Most of the time, diarrheal illnesses are self-limited. Host defense plays a major role in the pathogenesis of enteroinvasive E coli. This defense is usually deficient in the young and the elderly, reflecting the epidemiology of this diarrheal illness and its severity in this age group. Infection with this pathogen produces an inflammatory cell response that is responsible for the diarrhea symptoms. The immune response mechanisms that contribute to the control of diarrheal disease are important. Cytokines play an important role in controlling the homoeostasis of the immune system. In one study,9 increased levels of TNF-α and IL-6 were associated with decreased durations of EPEC infection and increased ETEC durations. Increased IL-4 and IFN-γ levels were associated with decreased and increased durations of both EPEC and ETEC infections respectively. Increased IL-10 levels were related to increased and decreased durations of asymptomatic and symptomatic EPEC infections, respectively, and increased durations of ETEC infections.

HIV infected patients commonly suffer from diarrhea. In patients with AIDS, recurrence of infection is common, and may cause chronic diarrhea.10,11 A case of enteroinvasive E. coli bacteremia has been described in an AIDS patient who was having diarrhea, fever, and who was improving each time he received antibacterial therapy. However, he developed symptoms of septicemia prior to the diagnosis of bacteremia with EIEC.12 In HIV infection, there is dysregulation of cytokines, and this abnormal cytokine production contributes to the impairment of cell-mediated immunity. For instance, in HIV-1 infection, the production of T-helper type 1 cytokines, like interleukin (IL)-2, and antiviral interferon (IFN)-gamma, is decreased, whereas production of T helper type 2 cytokines, IL-4, IL-10, proinflammatory cytokines (IL-1, IL-6, IL-8) and tumor necrosis factor (TNF)-alpha, is increased. Cytokines such as TNF-alpha, TNF-beta, IL-1 and IL-6 are considered HIV inductive because they stimulate HIV-1 replication in T cells and monocyte-derived macrophages, IL-2, IL-7 and IL-15 upregulate HIV-1 in T cells, and macrophage-colony stimulating factor. HIV-suppressive cytokines include IFN-alpha, IFN-beta and IL-16, which inhibit HIV-1 replication in T cells and monocyte-derived macrophages and IL-10 and IL-13, which inhibit HIV-1 in monocyte-derived macrophages.13 Thus the important role of highly active antiretroviral therapy in regulating cytokine production and as such controlling the severity of diarrheal illness.

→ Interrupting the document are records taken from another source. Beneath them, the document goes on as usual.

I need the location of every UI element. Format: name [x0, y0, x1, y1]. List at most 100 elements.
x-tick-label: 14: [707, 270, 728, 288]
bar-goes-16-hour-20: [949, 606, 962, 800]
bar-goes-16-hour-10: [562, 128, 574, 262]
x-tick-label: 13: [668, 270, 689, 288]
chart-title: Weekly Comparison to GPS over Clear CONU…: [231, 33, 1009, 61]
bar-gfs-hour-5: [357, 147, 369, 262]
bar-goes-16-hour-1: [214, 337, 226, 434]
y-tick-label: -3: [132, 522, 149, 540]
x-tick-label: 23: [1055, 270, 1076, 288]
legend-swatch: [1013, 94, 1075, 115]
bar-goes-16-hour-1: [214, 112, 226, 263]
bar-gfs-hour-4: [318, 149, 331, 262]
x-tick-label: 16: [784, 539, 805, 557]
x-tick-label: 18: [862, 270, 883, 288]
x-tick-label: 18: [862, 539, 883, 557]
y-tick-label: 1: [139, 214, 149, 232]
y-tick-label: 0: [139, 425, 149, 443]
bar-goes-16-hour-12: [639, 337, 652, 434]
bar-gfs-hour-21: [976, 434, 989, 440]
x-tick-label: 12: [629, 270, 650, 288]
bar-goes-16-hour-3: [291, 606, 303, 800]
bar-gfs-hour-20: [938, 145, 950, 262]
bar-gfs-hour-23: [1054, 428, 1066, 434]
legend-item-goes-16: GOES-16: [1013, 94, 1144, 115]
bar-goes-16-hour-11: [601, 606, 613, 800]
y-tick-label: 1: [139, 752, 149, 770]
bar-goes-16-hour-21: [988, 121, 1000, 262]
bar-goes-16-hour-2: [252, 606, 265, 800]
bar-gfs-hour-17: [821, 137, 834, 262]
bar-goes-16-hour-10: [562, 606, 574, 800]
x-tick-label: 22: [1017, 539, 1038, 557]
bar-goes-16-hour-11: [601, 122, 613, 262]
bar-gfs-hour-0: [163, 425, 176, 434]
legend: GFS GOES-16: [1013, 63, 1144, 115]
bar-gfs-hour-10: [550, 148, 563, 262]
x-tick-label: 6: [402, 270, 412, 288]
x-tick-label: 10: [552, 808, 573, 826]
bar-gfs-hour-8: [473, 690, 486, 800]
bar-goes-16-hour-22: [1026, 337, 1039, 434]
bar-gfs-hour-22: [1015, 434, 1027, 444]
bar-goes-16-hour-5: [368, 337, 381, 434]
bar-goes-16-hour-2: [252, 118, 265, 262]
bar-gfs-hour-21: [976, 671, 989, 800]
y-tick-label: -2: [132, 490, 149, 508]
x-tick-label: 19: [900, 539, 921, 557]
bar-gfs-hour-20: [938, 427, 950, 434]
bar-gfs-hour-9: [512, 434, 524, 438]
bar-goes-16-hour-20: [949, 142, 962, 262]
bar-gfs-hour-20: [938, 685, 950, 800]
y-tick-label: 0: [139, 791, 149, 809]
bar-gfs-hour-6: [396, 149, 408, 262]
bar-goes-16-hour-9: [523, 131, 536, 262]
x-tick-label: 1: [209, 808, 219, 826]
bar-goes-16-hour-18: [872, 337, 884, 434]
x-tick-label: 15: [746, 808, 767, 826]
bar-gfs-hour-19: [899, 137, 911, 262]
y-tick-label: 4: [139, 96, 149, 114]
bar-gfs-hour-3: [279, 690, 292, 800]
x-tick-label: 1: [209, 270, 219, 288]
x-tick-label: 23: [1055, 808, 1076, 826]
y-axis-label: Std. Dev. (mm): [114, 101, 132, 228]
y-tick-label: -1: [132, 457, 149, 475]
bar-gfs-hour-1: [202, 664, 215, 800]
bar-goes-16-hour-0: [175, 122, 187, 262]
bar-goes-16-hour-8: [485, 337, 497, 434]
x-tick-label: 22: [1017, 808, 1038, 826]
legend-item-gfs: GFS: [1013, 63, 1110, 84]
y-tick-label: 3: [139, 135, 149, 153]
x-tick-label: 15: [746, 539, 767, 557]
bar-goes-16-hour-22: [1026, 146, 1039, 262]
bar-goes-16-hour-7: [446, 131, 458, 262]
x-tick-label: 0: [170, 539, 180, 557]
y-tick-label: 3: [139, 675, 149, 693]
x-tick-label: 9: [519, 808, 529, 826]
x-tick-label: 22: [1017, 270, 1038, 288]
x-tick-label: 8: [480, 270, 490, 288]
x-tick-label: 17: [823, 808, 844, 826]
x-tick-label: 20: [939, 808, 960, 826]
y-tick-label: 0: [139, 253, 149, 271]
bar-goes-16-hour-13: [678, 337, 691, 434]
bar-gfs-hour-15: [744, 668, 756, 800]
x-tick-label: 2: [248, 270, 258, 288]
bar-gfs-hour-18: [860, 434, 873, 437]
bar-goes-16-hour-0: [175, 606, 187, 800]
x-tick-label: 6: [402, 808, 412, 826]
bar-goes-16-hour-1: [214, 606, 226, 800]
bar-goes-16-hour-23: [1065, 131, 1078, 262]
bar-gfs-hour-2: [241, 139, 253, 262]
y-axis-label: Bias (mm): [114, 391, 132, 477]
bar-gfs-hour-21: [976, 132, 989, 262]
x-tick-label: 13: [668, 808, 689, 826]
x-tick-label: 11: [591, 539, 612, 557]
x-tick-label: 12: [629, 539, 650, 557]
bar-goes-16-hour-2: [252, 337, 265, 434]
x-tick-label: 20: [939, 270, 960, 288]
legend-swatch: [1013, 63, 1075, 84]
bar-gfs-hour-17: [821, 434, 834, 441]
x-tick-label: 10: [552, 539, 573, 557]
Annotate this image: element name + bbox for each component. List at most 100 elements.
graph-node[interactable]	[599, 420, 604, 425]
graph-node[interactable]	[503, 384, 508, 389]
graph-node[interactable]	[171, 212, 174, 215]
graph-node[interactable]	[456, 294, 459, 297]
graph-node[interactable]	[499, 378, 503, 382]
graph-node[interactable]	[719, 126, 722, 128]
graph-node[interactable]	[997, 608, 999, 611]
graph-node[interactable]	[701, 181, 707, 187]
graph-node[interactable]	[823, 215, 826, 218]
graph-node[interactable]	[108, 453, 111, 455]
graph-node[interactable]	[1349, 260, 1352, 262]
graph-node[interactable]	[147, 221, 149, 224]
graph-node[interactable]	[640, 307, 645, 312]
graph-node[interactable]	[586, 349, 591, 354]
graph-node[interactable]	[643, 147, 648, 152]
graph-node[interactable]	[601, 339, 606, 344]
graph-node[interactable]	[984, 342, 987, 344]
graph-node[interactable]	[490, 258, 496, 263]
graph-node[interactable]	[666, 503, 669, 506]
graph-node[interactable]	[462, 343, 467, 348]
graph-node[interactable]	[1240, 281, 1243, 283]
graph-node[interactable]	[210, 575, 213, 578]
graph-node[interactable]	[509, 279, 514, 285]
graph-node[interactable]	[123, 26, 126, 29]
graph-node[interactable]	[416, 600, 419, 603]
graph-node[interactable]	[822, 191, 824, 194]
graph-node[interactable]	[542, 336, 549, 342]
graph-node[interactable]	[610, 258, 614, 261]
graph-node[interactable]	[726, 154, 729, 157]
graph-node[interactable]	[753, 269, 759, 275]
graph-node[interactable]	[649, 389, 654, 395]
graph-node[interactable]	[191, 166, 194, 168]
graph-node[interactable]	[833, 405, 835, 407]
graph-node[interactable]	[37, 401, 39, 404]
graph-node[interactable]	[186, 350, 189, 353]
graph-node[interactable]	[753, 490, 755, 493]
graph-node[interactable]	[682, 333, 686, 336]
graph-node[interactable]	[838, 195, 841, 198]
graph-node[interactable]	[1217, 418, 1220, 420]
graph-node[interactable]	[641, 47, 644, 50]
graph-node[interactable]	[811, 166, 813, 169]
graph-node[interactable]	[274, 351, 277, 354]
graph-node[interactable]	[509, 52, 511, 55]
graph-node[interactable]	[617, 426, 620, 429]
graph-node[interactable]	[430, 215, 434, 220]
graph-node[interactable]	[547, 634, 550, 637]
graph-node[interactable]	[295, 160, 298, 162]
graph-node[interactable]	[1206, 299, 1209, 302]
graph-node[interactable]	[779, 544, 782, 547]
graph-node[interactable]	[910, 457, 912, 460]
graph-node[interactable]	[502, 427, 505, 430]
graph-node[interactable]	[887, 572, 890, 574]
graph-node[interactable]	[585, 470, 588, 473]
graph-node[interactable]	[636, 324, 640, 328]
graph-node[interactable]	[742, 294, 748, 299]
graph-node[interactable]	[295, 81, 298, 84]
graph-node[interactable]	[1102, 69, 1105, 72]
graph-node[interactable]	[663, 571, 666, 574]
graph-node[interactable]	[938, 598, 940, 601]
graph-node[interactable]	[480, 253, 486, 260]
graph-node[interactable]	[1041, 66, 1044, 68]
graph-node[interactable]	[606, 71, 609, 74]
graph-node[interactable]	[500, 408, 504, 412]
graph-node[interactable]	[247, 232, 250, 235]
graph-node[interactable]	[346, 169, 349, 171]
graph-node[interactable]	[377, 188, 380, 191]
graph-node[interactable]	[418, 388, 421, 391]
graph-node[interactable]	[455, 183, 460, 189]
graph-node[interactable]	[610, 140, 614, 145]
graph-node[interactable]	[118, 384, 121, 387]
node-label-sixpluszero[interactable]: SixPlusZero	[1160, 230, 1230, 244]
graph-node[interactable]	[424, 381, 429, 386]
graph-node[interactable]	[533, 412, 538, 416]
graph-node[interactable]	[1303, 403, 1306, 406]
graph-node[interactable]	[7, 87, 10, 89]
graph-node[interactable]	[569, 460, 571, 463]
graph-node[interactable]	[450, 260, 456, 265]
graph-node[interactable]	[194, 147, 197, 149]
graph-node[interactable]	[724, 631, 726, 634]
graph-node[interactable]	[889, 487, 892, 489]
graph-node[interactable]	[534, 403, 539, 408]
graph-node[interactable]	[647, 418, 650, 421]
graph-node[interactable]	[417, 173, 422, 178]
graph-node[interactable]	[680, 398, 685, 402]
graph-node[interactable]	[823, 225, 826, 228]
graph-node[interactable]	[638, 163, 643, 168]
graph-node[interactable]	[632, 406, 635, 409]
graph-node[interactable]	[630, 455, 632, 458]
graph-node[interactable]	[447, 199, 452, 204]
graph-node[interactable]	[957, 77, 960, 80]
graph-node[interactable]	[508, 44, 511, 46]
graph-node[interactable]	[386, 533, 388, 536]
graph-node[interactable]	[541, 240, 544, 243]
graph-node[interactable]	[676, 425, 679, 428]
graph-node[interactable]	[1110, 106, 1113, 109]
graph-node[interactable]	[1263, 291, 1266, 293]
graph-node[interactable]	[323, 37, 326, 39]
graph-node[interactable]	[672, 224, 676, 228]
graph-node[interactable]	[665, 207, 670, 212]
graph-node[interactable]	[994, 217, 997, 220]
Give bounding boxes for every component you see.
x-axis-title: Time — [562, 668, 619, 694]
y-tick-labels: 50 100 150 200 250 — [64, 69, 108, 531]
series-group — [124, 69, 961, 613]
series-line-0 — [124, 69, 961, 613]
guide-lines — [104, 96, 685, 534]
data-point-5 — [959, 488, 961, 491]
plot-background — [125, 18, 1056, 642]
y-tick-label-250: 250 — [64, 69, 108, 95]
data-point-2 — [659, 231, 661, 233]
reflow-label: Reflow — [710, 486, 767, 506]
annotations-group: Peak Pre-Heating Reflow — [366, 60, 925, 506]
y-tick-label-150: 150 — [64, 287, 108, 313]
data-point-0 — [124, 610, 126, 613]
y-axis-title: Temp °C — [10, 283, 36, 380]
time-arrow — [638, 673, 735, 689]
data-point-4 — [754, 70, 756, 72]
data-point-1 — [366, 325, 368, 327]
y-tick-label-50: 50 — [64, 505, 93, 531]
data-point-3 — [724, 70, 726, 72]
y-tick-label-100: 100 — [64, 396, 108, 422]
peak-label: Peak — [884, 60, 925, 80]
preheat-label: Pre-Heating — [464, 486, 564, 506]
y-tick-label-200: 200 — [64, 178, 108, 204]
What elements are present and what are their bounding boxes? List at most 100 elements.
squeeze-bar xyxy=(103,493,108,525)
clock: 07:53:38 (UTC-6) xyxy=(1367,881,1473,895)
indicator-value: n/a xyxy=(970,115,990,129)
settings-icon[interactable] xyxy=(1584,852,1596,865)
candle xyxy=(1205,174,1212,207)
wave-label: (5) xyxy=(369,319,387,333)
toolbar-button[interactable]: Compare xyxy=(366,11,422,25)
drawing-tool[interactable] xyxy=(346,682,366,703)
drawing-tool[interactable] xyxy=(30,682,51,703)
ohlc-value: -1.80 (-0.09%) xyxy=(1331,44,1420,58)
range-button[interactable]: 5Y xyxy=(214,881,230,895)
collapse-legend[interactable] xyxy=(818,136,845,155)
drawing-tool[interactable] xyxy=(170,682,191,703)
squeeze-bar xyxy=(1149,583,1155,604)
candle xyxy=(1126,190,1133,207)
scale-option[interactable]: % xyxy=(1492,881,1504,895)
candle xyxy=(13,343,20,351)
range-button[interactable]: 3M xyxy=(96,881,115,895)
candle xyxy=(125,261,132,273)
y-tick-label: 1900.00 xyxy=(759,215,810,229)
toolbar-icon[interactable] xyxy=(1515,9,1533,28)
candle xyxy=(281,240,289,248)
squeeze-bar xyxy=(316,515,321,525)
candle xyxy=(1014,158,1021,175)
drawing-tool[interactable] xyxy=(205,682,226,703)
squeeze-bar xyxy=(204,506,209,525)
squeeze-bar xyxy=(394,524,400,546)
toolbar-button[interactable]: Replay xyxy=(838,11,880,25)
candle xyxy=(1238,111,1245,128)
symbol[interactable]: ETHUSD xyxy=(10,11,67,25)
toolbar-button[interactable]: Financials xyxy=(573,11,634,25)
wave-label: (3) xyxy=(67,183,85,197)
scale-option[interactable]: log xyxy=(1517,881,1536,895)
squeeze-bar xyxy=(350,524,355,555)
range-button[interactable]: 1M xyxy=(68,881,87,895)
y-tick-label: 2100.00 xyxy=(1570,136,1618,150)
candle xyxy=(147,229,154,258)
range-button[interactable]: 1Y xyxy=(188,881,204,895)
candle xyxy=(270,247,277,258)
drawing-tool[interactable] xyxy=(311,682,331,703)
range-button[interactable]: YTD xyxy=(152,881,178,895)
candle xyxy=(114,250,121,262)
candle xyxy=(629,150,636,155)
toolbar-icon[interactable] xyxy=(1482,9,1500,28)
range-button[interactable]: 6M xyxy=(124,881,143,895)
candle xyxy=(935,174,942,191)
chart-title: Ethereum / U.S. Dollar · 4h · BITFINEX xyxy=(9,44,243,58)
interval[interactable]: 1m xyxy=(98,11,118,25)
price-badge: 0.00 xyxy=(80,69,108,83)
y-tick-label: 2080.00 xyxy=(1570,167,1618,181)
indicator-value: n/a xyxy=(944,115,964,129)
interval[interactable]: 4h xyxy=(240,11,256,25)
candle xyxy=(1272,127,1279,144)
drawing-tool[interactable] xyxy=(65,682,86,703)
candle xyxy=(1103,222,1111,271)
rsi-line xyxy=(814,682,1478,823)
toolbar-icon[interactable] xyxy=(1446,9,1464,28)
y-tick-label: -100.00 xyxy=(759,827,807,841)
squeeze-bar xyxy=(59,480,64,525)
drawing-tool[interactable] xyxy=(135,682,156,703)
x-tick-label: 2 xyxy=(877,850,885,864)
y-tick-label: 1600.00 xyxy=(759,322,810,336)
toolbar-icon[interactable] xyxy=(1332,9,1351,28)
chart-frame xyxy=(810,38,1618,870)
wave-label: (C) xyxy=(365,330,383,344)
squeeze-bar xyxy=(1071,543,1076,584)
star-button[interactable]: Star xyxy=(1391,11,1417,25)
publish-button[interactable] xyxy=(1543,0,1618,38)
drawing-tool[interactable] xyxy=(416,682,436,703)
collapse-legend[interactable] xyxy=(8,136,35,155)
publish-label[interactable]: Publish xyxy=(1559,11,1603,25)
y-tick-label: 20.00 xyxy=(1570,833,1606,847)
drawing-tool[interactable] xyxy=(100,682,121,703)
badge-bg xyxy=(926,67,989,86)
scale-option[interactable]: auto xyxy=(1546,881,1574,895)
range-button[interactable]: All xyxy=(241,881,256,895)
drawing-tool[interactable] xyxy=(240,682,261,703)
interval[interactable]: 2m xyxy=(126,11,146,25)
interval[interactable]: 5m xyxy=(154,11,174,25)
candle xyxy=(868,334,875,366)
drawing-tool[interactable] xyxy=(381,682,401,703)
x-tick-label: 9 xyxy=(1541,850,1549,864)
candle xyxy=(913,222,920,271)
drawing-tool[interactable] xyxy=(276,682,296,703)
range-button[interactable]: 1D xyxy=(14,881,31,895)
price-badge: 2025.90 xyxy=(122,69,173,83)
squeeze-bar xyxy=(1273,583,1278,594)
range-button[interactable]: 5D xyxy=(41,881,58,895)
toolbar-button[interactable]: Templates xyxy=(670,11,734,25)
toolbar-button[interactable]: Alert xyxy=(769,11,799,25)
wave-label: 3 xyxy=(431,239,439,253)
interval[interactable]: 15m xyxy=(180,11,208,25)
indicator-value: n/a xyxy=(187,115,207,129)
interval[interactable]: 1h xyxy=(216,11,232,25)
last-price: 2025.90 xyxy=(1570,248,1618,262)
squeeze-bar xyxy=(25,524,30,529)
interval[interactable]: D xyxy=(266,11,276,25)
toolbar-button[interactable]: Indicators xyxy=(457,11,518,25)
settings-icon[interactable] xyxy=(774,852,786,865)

Treatment of Enteroinvasive E. coli is usually supportive care with fluid, electrolyte, and nutritional management. Antibiotics are only reserved for those who have severe illness that lasts greater than 7 days and who continues to have fever and bloody diarrhea. HIV patients, and namely those who are not on HAART, may qualify for antibiotic therapy because they may have more severe or persistent infection, viewing their immunocompromised status. Rifaximin, azithromycin, and ciprofloxacin are currently recommended by the Infectious Diseases Society of America (IDSA) and the International Society of Travel Medicine (ISTM) to treat E. coli diarrheal illness.13

This case highlights the complex correlations between HIV infection, non-adherence to antiretroviral therapy and opportunistic infection such as enteroinvasive Escherichia coli. Individuals with compromised immune system are at risk of severe infectious disease and non-compliance to medication exacerbates this risk. To effectively manage such cases, it is imperative to provide comprehensive patient education and support services to ensure continued adherence to antiretroviral therapy which is critical for restoring immune function along with suppressing HIV replication.

Conclusion

This report presents the case of enteroinvasive E. coli diarrheal illness in an immunocompromised patient with AIDS, who did not have the capacity to clear the pathogen on his own, viewing his noncompliance to HAART. It also emphasizes the difficulties encountered in managing enteroinvasive E.coli infection in HIV patients compounded by non-adherence to HIV medication. Effective management requires prompt intervention, suitable antimicrobial treatment and comprehensive approach that addresses the medical factors.

Acknowledgments

None.

Conflicts of interest

The authors declare that there are no conflicts of interest.